À la différence de Ducrot et Bally, les points de vue de la ScaPoLiNe peuvent se présenter de deux façons : simples ou complexes. Le premier est une simple énonciation, comme la phrase « il fait chaud ». Le deuxième, en revanche, se distingue en hiérarchique et relationnel. Hiérarchique si l’énonciation porte sur un autre point de vue, et relationnel si elle met en relation le point de vue avec un autre point de vue qui est situé dans la proposition.

Le dernier élément qui structure le LOC sont les liens énonciatifs qui lient les êtres discursifs aux points de vue. Le lien le plus important est celui de responsabilité, à savoir, un être discursif est responsable du point de vue, s’il en est la source. À côté du lien de responsabilité, il y a celui de non- responsabilité, où les êtres discursifs sont liés à des points de vue dont ils ne sont pas la source. Il y a aussi les marqueurs, comme « certes », « mais », qui sont plus difficiles à classifier. Le locuteur peut donc montrer son point de vue sans en porter un jugement. Si l’on veut faire un exemple, on pourrait utiliser l’énoncé « Le témoin a dit : -je suis malade-»30 : le locuteur reprend une expression précédemment prononcée par un tiers, sans souligner s’il est d’accord ou pas avec cette énonciation.
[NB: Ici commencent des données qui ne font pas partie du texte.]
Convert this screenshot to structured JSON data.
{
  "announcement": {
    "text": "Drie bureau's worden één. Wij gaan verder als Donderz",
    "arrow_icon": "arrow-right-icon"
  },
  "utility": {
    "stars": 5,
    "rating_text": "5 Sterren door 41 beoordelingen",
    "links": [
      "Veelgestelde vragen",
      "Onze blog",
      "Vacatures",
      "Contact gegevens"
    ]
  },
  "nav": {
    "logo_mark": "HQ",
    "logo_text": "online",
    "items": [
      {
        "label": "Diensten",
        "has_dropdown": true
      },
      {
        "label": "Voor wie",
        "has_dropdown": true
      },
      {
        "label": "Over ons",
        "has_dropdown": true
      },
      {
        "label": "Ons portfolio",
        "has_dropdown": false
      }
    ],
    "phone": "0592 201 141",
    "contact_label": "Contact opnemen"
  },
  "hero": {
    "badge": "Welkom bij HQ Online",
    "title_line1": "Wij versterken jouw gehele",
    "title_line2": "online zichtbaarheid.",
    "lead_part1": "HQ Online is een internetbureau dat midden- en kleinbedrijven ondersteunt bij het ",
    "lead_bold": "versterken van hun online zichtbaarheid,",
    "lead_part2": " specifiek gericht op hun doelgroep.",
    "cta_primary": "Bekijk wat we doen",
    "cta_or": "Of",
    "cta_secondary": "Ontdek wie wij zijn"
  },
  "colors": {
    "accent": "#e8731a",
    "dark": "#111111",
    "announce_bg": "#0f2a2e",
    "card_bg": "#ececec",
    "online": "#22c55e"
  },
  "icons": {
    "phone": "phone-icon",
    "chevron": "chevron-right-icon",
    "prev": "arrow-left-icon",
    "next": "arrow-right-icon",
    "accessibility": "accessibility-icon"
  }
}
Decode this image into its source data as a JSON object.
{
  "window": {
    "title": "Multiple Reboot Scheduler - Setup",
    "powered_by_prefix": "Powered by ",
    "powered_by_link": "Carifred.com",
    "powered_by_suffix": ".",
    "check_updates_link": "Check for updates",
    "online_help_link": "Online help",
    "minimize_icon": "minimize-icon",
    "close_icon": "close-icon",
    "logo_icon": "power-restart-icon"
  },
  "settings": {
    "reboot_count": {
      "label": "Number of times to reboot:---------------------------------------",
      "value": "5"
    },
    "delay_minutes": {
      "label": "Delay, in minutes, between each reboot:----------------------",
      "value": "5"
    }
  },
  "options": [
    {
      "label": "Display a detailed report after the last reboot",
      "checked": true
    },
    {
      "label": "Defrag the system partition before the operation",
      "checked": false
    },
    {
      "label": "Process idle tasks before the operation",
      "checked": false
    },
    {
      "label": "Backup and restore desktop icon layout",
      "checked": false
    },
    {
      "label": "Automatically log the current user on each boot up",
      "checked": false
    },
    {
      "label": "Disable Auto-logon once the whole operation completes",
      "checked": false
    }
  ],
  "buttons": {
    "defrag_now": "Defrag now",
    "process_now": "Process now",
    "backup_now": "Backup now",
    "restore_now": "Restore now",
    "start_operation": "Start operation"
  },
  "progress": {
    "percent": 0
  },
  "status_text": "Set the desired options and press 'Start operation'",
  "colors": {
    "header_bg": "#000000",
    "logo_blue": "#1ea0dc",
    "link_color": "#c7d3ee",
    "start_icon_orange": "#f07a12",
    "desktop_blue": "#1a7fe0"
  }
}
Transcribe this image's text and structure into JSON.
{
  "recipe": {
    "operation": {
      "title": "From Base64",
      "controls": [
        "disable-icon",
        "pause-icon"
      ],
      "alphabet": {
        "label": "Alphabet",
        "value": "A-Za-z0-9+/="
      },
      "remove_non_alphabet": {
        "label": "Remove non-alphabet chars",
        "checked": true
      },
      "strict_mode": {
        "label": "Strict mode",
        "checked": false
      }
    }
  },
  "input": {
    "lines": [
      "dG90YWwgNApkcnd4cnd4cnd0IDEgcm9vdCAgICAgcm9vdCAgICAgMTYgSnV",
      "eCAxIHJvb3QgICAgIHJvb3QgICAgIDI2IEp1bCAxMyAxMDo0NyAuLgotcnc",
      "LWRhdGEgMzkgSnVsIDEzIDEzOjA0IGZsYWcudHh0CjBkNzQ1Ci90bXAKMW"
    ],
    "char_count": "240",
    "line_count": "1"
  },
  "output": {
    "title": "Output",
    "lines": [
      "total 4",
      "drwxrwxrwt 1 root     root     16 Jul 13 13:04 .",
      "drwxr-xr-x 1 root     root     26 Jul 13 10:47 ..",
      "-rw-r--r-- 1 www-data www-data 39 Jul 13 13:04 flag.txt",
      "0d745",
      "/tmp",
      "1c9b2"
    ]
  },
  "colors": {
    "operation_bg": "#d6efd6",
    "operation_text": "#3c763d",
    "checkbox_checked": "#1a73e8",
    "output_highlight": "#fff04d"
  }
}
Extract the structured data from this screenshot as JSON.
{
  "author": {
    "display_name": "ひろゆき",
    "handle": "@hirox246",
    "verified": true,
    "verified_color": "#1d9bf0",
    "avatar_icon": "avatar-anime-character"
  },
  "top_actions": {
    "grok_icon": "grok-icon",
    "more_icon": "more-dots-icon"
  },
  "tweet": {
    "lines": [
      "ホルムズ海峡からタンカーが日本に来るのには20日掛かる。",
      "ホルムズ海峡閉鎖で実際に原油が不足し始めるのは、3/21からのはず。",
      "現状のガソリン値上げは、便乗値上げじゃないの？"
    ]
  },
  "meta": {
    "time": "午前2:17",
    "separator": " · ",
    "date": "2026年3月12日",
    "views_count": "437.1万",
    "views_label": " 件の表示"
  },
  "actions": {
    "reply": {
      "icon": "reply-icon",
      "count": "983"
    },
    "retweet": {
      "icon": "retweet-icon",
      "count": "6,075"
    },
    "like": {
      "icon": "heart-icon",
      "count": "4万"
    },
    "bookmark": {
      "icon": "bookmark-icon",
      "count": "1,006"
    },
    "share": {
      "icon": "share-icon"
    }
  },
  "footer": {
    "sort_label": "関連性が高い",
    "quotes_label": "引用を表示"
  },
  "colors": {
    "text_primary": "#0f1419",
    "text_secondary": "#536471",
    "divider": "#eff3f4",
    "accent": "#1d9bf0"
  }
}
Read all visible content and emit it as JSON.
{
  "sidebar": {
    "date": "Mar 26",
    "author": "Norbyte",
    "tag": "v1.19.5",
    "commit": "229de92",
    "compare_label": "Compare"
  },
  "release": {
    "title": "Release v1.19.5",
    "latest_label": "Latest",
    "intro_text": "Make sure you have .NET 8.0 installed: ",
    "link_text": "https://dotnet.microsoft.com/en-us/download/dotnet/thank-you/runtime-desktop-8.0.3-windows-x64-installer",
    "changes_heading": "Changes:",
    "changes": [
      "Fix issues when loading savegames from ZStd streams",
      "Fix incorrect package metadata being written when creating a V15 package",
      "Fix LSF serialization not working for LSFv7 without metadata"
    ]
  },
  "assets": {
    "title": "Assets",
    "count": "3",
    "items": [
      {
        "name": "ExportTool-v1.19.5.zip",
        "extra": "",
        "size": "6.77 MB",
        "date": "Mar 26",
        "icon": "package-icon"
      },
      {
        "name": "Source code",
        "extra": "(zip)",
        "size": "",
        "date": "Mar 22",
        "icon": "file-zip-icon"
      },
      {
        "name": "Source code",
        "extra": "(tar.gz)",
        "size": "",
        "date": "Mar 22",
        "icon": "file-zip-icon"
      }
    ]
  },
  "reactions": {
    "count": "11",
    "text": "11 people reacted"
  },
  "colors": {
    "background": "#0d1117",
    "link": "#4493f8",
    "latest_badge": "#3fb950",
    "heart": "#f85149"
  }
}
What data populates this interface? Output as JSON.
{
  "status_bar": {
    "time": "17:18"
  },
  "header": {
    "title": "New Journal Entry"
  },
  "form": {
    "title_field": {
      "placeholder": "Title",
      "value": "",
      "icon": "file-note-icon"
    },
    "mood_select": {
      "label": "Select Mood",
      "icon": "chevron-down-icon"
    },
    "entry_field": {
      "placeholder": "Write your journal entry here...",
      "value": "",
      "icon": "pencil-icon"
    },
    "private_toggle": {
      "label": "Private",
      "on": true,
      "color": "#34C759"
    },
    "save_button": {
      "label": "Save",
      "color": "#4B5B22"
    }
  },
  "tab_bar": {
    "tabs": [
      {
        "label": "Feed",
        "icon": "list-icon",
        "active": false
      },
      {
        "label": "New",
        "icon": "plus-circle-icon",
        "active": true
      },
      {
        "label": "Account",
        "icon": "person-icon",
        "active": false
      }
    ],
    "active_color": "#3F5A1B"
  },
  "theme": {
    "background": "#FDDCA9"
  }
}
Et donc si l’on veut extrapoler les liens énonciatifs, on peut reconnaître le lien de responsabilité qui est l’énonciation « Le témoin est malade », et les trois liens de non-responsabilité : le réfutatif « le témoin n’est pas malade », le non réfutatif « le témoin peut être malade » et la représentation « le témoin a dit : -je suis malade- ».

Pour finir, une dernière distinction se fait entre la polyphonie interne et la polyphonie externe. Dans la première les points de vue relèvent toutes les instances énonciatives propres du locuteur, par exemple l’énonciation « il me semble que le témoin est malade ». La deuxième fait appel, en revanche, aux autres êtres discursifs, par exemple l’énoncé « il paraît que le témoin est malade ».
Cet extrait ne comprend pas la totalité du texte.